Hepinize selamlar. Uzun bir aradan sonra tekrardan sizlerle kalemim vasıtasıyla buluşmak beni çok mutlu etti. Umuyorum ki sizler de mutlu olmuşsunuzdur. Bugün sizlere yoğunluk nedeniyle biraz geç bitirdiğim bir kitabı inceleyeceğim. Bu kitap Emile Zola’nın “Hayvanlaşan İnsan” isimli eseri. Umarım bu incelememden hoşnut kalırsınız. O zaman daha fazla sizi bekletmeden incelememe geçiyorum.
Ne anlatıyor?
Roubaud kendisinden
yaşça küçük, oldukça güzel, yirmili yaşlarının neşesiyle dolup taşan Severine
isimli bir kadın ile evlidir. Bu karı koca evlendikleri günden beri iyi bir
şekilde geçinirken günün birinde Roubaud, Severine’in 16 yaşındayken uğradığı tecavüz
olayını öğrenir ve hala da bu olayın devam ettiğini anlayarak kıskançlık ve
sinir krizine girer. Ne yapar eder Severine’e tecavüz eden adamla aynı trene
binmeyi başarır ve onu trenin içinde öldürüp yola atar. Yaptığı bu cinayetle
sadece kendi değil birçok kişinin hayatını etkileyeceğinden habersiz bir
şekilde elini kana bular ve olaylar çıkılması neredeyse imkânsız bir döngüye
girer.
Benim
düşüncelerim neler?
Yazar bu
kitabında aslında endüstrileşmenin yarattığı insandaki umursamazlık ve
farkındasızlığa, içindeki hayvani ve ilkel tarafın nasıl ortaya çıktığına
değinmiş. Bunu özellikle de her evin önünden tren geçişinde bu trendeki
insanların dışarıda olan, evin içinde yaşayan insanların ne yaptığını
umursamadan, önemsemeden oracıkta biri ölse farkında olmadan geçeceklerini
söyleyerek belli etmiş.
İnsandaki
öldürme arzusunu vahşi bir hayvanın diğer bir hayvana saldırması gibi insan
üzerinde tasvir etmesi ise kitabın etkileyiciliğini arttırmış. Öldürmenin ne
kadar kolay olduğunu, insanın çıkarları için ölmeyi de öldürmeyi de çok kolay
bir şekilde tercih edeceğini gözler önüne sererek aslında nasıl canlılar
olduğumuzu bir kez daha bize göstermiş oldu Emile Zola.
Sadece
kıskançlıktan değil para için de aşk için de bir ev için bile insanların
kolayca insanlıktan çıktığını okuduğumuz bu kitabın hiç eksiği yok muydu?
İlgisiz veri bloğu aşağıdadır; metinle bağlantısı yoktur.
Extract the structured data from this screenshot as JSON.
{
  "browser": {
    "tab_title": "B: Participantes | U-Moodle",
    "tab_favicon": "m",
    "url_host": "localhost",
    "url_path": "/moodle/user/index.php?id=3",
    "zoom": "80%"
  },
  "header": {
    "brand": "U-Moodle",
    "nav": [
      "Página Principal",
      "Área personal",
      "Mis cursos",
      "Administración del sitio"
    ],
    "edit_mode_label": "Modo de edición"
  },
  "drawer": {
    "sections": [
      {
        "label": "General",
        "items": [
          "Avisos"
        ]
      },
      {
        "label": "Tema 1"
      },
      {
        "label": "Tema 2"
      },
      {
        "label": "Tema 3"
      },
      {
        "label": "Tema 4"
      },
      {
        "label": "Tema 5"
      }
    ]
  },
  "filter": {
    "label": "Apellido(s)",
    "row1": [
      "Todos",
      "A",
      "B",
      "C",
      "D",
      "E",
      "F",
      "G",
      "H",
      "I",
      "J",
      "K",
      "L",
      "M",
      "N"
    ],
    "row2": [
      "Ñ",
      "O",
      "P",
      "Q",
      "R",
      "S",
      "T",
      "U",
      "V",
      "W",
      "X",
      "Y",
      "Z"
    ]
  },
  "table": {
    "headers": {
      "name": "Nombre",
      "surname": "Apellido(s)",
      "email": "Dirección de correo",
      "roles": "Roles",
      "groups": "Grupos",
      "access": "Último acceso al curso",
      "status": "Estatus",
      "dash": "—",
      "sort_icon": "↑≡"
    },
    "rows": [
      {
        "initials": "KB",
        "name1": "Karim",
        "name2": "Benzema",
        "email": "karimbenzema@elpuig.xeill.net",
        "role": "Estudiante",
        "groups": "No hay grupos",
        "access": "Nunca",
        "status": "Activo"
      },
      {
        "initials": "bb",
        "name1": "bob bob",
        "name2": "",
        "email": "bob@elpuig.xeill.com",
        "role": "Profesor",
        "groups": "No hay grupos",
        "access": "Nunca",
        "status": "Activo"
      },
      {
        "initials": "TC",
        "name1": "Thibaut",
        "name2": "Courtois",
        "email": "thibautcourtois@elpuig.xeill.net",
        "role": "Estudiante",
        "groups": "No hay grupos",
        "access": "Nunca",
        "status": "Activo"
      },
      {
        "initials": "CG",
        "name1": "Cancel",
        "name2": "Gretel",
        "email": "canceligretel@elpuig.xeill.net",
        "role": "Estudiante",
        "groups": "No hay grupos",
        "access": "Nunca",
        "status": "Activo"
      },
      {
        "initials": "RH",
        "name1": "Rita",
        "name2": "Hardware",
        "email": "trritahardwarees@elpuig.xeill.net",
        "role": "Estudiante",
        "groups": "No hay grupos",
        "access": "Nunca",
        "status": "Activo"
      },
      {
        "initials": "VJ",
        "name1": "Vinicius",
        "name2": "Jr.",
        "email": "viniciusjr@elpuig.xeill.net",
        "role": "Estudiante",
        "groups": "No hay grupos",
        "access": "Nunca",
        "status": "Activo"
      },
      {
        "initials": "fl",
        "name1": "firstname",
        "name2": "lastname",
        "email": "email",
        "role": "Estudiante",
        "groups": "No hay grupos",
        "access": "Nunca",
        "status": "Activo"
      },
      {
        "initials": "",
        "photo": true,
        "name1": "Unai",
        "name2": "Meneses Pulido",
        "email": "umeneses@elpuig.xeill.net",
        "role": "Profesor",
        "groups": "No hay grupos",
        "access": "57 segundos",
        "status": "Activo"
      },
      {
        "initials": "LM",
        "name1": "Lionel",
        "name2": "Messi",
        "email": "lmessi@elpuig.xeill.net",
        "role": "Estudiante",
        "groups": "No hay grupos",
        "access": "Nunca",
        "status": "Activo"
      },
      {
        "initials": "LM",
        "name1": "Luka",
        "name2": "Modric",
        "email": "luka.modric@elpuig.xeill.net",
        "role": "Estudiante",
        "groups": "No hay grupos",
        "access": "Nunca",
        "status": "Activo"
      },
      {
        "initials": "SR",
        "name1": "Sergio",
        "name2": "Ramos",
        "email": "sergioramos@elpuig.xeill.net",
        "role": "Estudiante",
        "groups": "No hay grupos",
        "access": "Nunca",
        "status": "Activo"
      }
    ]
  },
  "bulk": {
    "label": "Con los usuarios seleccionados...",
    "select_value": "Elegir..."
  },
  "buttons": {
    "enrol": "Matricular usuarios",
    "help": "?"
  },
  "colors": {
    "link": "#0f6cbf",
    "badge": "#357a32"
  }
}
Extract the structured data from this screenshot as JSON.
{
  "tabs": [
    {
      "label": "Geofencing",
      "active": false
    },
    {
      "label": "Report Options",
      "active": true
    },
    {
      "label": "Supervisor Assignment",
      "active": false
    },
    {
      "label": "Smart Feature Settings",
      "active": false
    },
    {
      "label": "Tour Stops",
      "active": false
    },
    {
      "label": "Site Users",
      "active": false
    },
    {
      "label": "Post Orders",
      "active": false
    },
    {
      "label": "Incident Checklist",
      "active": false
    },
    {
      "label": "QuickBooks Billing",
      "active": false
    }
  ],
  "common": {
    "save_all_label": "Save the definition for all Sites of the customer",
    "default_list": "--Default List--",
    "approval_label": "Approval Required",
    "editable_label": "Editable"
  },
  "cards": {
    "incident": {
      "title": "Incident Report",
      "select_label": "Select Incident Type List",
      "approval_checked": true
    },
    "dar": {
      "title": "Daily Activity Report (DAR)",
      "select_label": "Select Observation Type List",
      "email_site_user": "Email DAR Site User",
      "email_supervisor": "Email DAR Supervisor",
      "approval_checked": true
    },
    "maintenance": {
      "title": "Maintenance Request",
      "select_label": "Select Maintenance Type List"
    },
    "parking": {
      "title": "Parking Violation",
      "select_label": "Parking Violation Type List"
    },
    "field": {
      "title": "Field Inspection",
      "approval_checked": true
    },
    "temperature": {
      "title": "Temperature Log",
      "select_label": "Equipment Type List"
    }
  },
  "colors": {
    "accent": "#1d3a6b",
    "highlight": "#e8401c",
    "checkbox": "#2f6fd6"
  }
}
Tabii
ki de vardı. Gelin biraz da hoşlanmadığım kısımları hakkında konuşalım bu
eserin.
Kitabın
geçtiği ve yazarın yazdığı dönemden dolayı olsa gerek kadın arka planda ve
kadına şiddet pek de önemli bir olay değil. Her ne kadar döneminde böyle olsa
da bu beni biraz rahatsız etti. Aynı zamanda sürekli farklı farklı kişilerin
birbirleri ile olan cinsel ilişkilerini okumak bir yerden sonra artık gerçekten
insanın çıldırmasına ve kitabı bırakmak istemesine neden oluyor. Kadın
karakterinin basitleştirilmesi kısacası beni memnun etmedi ama tabii ki
belirttiğim gibi yazıldığı dönemi ve kitabın geçtiği dönemi de göz önünde
bulundurmak gerek.
Benim
düşüncelerim bunlar. Siz Emile Zola’nın “Hayvanlaşan İnsan” kitabını okudunuz
mu? Sizin düşünceleriniz neler?
İncelememi okuduğunuz için teşekkür ederim. Kendinizle birlikte
çevrenizdekileri sevmeyi ve kitap okumayı bırakmayın, hoşça kalın!
Bu kitaba
puanım: 7/10
Alıntılar
“İnsanlar
hızla seyahat ediyor, bilgileri görgüleri artıyor… Ama yabaniler hep yabani
kalıyor, daha iyi makineler icat etseler de içlerinde hep bu yabaniler olacak.”
“Tek düşüncesi
kendinden kaçmak, ta içinde varlığını hissettiği kudurmuş hayvandan kaçmak için
dosdoğru ileriye, daha uzağa, hep daha uzağa gitmekti. Ama o kudurmuş hayvan da
kendisiyle birlikte gidiyor, aynı hızla koşuyordu.”
“İnsan denen
hayvanın karanlık özünde, sahip olmak öldürmekle aynı şey miydi?”
“Bu keşif
Phasie’nin yüreğine oturmuştu, bu kadar sinsice ahlaksızlık yapılıyordu da,
kimse farkına bile varmıyordu, olacak şey değildi doğrusu. Oysa evlerinin
önünden epeyce bir kalabalık, binlerce insan geçiyordu, fakat nasılda aceleleri
vardı hepsinin, bu basık, küçük evde, sessiz sedasız, kolayca adam öldürüleceği
birinin bile aklından geçmezdi. Phasie Hala, birdenbire evinde beliren bu
insanları tek tek inceliyor ve insanın acelesi olunca pisliğe bile batsa fark
etmiyor demek ki, diye düşünüyordu.”
“Sevdiklerinin
hepsini öldürecekse, sevmek neye yarardı ki?”
“İnsanın çok
büyük bir derdi varsa, başka bir derde yer kalmıyordu.”
“Ona göre
insanın kendi acısını gidermek için bir başkasına kötülük yapmayı düşünmesi
intikam sayılmazdı; intikam tıpkı bir tufan gibi her şeyi altüst ederek tüm
olup bitene bir son vermeliydi.”
“Demek insan
birini öldürünce sarsılmıyor, yaşam sürüp gidiyordu.”
“Onlar
yalanlar işitmeyi tercih ediyorsa, doğruyu söylemek neye yarardı?”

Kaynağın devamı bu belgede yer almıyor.